中韓の"反日姿勢"に差異が

さらに、前出の宮崎氏は「実は株価暴落以前からも、中国は方針転換を図っていた」と言う。
「中国主導のAIIB(アジアインフラ投資銀行)に、日本にも参加してもらいたいという思惑あってのことです。日本が入ればAIIBの信用力がグッと高まり、影響力も増しますから」

それゆえ、なんと日本へ大接近しているのだという。
こうした変化は、外交の現場にも表れている。
「安倍晋三首相と習近平中国国家主席は、昨年11月の北京APECと、今年4月のアジア・アフリカ会議中に首脳会談を行っていますが、態度の違いは歴然。APECのときの習主席は、苦虫を潰したような表情でしたが、アジア・アフリカ会議のときは笑顔で、安倍首相に自ら握手を求めていました」(外務省担当記者)

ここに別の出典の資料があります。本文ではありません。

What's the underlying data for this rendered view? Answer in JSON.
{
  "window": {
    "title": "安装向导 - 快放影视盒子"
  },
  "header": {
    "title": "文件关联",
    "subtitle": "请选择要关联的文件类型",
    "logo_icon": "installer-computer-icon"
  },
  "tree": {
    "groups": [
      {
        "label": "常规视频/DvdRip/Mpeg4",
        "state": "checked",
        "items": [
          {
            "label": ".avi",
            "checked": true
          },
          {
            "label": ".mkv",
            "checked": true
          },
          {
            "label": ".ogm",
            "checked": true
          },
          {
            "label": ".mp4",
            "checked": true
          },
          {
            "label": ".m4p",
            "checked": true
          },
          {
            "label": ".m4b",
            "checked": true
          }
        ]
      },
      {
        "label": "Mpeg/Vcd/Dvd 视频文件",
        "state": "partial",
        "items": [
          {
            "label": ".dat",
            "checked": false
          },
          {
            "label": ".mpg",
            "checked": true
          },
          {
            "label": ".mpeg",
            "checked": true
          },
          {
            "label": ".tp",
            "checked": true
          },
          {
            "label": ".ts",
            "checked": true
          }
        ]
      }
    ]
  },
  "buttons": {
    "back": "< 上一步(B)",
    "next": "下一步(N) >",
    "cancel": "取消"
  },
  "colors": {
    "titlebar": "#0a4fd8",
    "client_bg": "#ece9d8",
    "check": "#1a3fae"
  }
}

近著に『中国は腹の底で日本をどう思っているか』(PHP新書)がある、拓殖大学海外事情研究所教授の富坂聰氏は、中国の方針転換について、次のように背景を語る。
「これには、中国が米国との関係悪化を防ぐための"脱露入米"という大転換が根底にあるんです。それがハッキリしたのが、今年1月に行われた、中国の李克強首相とウクライナのポロシェンコ大統領との会談。それまで、ロシアに配慮して、ウクライナに対する態度を鮮明にしていなかった中国ですが、初めて"ウクライナの主権と領土の保全を尊重する"と発言したんです」

その結果、わが国への対応も改めたというわけだ。
「加えて、2月には中国人観光客の日本での"爆買い"が、中国内でも話題を呼びました。これにより、"国民は反日を唱えながらも、心はすでに日本人を認めているのではないかとの見方が広がった。このことは我々の外交宣伝、教育の失敗を意味している"と、中国のある外交官OBは、関係修復の動機を語ってくれました。9月3日の中国の『抗日戦争勝利70周年記念行事』は政治色を弱めるのは間違いないでしょう」(富坂氏)

こうした動きを最も恐れているのが、中国との"反日タッグ"を貫き、安倍首相との首脳会談も実現していない、韓国の朴槿恵大統領だろう。
「韓国経済は中国経済以上に深刻な状態です。不況の象徴として今年の正月からタバコの1本売りが行われています。日本と同じ1箱400円ですが、それでは買えない国民が多いんです」(韓国事情通)

普段はゴリゴリの反日を掲げる韓国マスコミの姿勢にも変化が……。
「アジア・アフリカ会議では、安倍首相の演説に"歴史へのお詫び"がなかったことから、韓国マスコミは安倍首相をボロクソに批判しました。しかし、その直後に習主席はニコニコしながら首脳会談しているんですから"我々は孤立してしまった!"と半狂乱だったといいます」(宮崎氏)

そんな窮地にもかかわらず、韓国には方向転換しにくい要素が多いという。
「中国の反日教育が本格化したのは、天安門事件の問題をすり替えるためで、それから約20年しか経っていません。一方、韓国は戦後70年ずっとです。そもそも中国は政治的に反日を唱えて来ただけ。その点、韓国は倫理的な罪を追及しているから、1000年経とうが変わらないとの指摘もある。慰安婦像建設に見られるように、反日急先鋒の在米コリアンロビーの影響力が強く、その点もネックです」(宮崎氏)

"反日タッグ"の終焉を決定づけた、中国のバブル崩壊。対応を改めない限り、隣国の孤立は明らかだ。